ZURICH (Reuters) - Switzerland’s biggest bank UBS could pass on negative interest rates to wealthy private customers or add new service fees to ensure profitability and capital returns in the current environment, its chief executive said on Tuesday.
UBS already passes on negative interest rates to corporate clients, but CEO Sergio Ermotti’s admission is a sign of the pressure Swiss banks are under due to the Swiss National Bank’s negative interest rate policy.
“If the conditions remain as they are or grow worse, we will have to consider extending these measures to very wealthy clients and increasing interest rates on loans,” Ermotti said at the group’s annual general meeting on Tuesday.
“Or we will have to demand payment for services that were previously free – with the possibility that additional fee adjustments in the future will also be necessary.”
Low or negative interest rates meant banks had to weigh taking on client assets against the costs these incurred for the institution and the “unreasonably large amount” of capital with which they needed to back up liquid assets.

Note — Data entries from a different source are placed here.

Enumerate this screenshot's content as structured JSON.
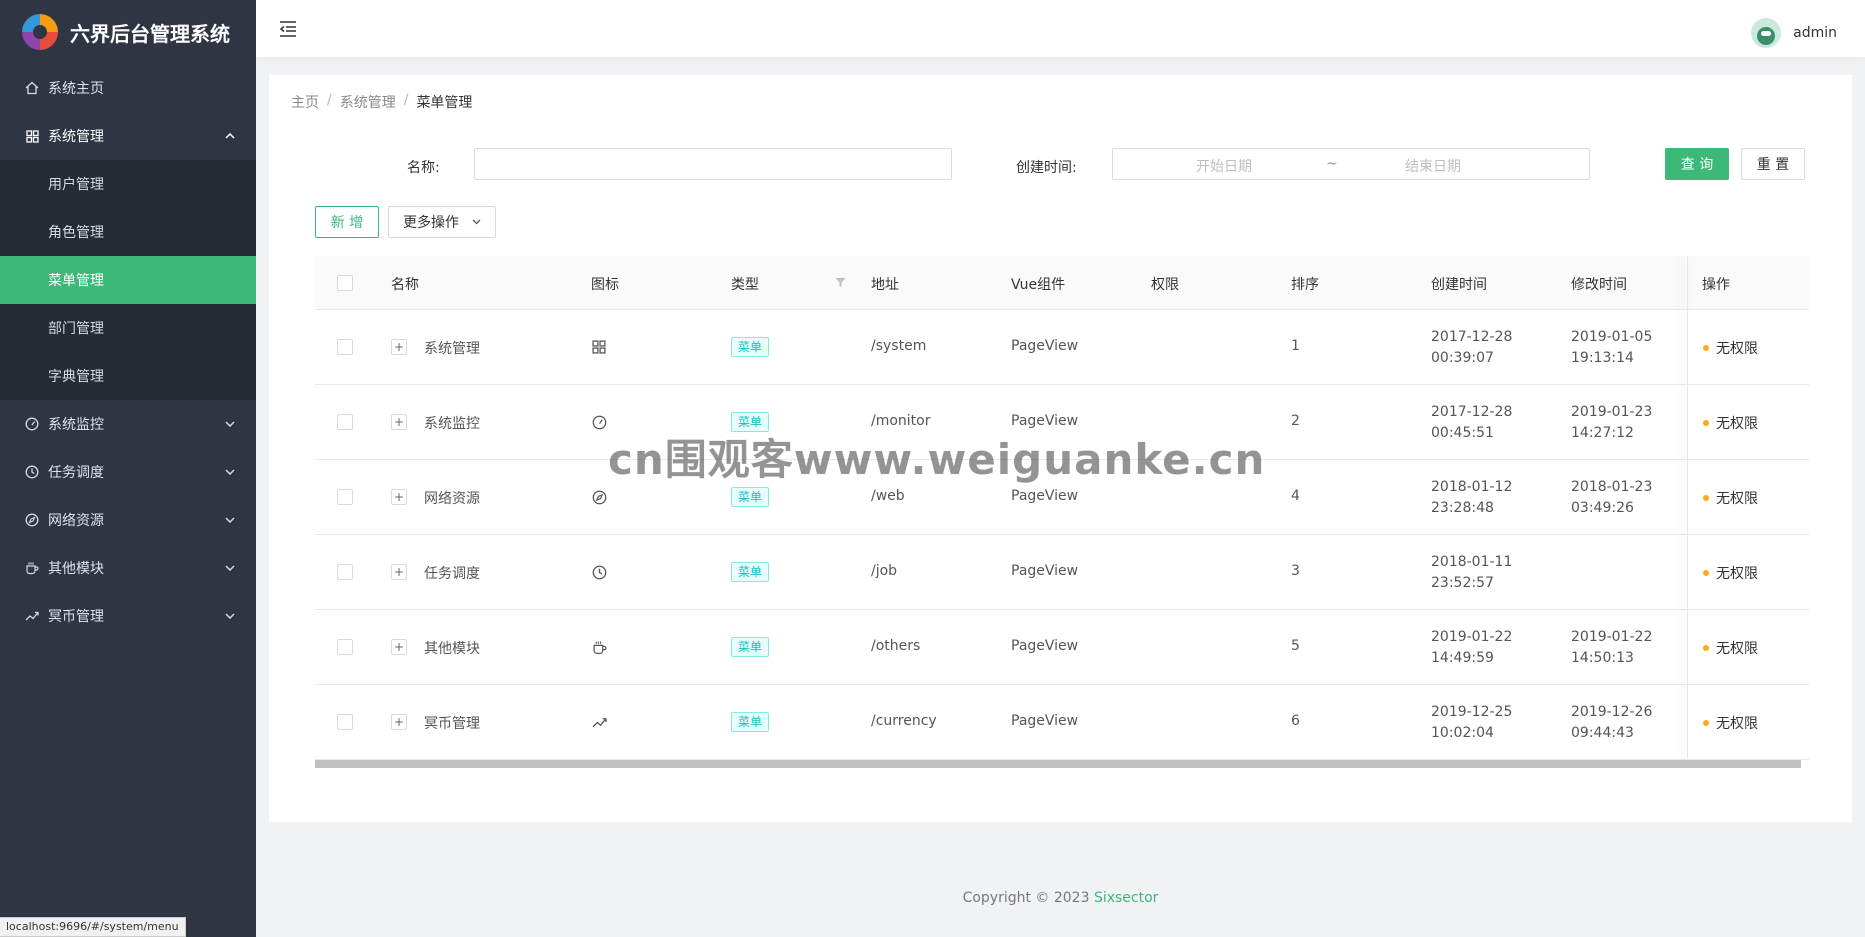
{
  "app": {
    "title": "六界后台管理系统"
  },
  "sidebar": {
    "items": [
      {
        "label": "系统主页",
        "icon": "home-icon"
      },
      {
        "label": "系统管理",
        "icon": "grid-icon",
        "open": true,
        "children": [
          {
            "label": "用户管理"
          },
          {
            "label": "角色管理"
          },
          {
            "label": "菜单管理",
            "active": true
          },
          {
            "label": "部门管理"
          },
          {
            "label": "字典管理"
          }
        ]
      },
      {
        "label": "系统监控",
        "icon": "dashboard-icon"
      },
      {
        "label": "任务调度",
        "icon": "clock-icon"
      },
      {
        "label": "网络资源",
        "icon": "compass-icon"
      },
      {
        "label": "其他模块",
        "icon": "coffee-icon"
      },
      {
        "label": "冥币管理",
        "icon": "trend-icon"
      }
    ]
  },
  "header": {
    "username": "admin"
  },
  "breadcrumb": [
    "主页",
    "系统管理",
    "菜单管理"
  ],
  "search": {
    "name_label": "名称:",
    "name_value": "",
    "created_label": "创建时间:",
    "start_placeholder": "开始日期",
    "range_sep": "~",
    "end_placeholder": "结束日期",
    "query_label": "查 询",
    "reset_label": "重 置"
  },
  "toolbar": {
    "add_label": "新 增",
    "more_label": "更多操作"
  },
  "table": {
    "columns": [
      "名称",
      "图标",
      "类型",
      "地址",
      "Vue组件",
      "权限",
      "排序",
      "创建时间",
      "修改时间",
      "操作"
    ],
    "rows": [
      {
        "name": "系统管理",
        "icon": "grid-icon",
        "type": "菜单",
        "path": "/system",
        "component": "PageView",
        "perm": "",
        "order": "1",
        "created_date": "2017-12-28",
        "created_time": "00:39:07",
        "modified_date": "2019-01-05",
        "modified_time": "19:13:14",
        "action": "无权限"
      },
      {
        "name": "系统监控",
        "icon": "dashboard-icon",
        "type": "菜单",
        "path": "/monitor",
        "component": "PageView",
        "perm": "",
        "order": "2",
        "created_date": "2017-12-28",
        "created_time": "00:45:51",
        "modified_date": "2019-01-23",
        "modified_time": "14:27:12",
        "action": "无权限"
      },
      {
        "name": "网络资源",
        "icon": "compass-icon",
        "type": "菜单",
        "path": "/web",
        "component": "PageView",
        "perm": "",
        "order": "4",
        "created_date": "2018-01-12",
        "created_time": "23:28:48",
        "modified_date": "2018-01-23",
        "modified_time": "03:49:26",
        "action": "无权限"
      },
      {
        "name": "任务调度",
        "icon": "clock-icon",
        "type": "菜单",
        "path": "/job",
        "component": "PageView",
        "perm": "",
        "order": "3",
        "created_date": "2018-01-11",
        "created_time": "23:52:57",
        "modified_date": "",
        "modified_time": "",
        "action": "无权限"
      },
      {
        "name": "其他模块",
        "icon": "coffee-icon",
        "type": "菜单",
        "path": "/others",
        "component": "PageView",
        "perm": "",
        "order": "5",
        "created_date": "2019-01-22",
        "created_time": "14:49:59",
        "modified_date": "2019-01-22",
        "modified_time": "14:50:13",
        "action": "无权限"
      },
      {
        "name": "冥币管理",
        "icon": "trend-icon",
        "type": "菜单",
        "path": "/currency",
        "component": "PageView",
        "perm": "",
        "order": "6",
        "created_date": "2019-12-25",
        "created_time": "10:02:04",
        "modified_date": "2019-12-26",
        "modified_time": "09:44:43",
        "action": "无权限"
      }
    ]
  },
  "footer": {
    "copyright": "Copyright © 2023 ",
    "link": "Sixsector"
  },
  "statusbar": {
    "url": "localhost:9696/#/system/menu"
  },
  "watermark": "cn围观客www.weiguanke.cn",
  "colors": {
    "primary": "#3cb878",
    "sidebar_bg": "#2f3542",
    "tag": "#13c2c2",
    "warning_dot": "#faad14"
  }
}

Interest rates in UBS’s native Switzerland have been held at fresh record lows for more than a year. Since lifting a minimum exchange rate cap against the euro in January 2015, the SNB has charged 0.75 percent for deposits held with the central bank.
UBS last week reported weaker first-quarter earnings and capital, triggering the biggest drop in the Swiss bank’s shares in more than a year, despite efforts to reassure investors with details of cost and job cuts.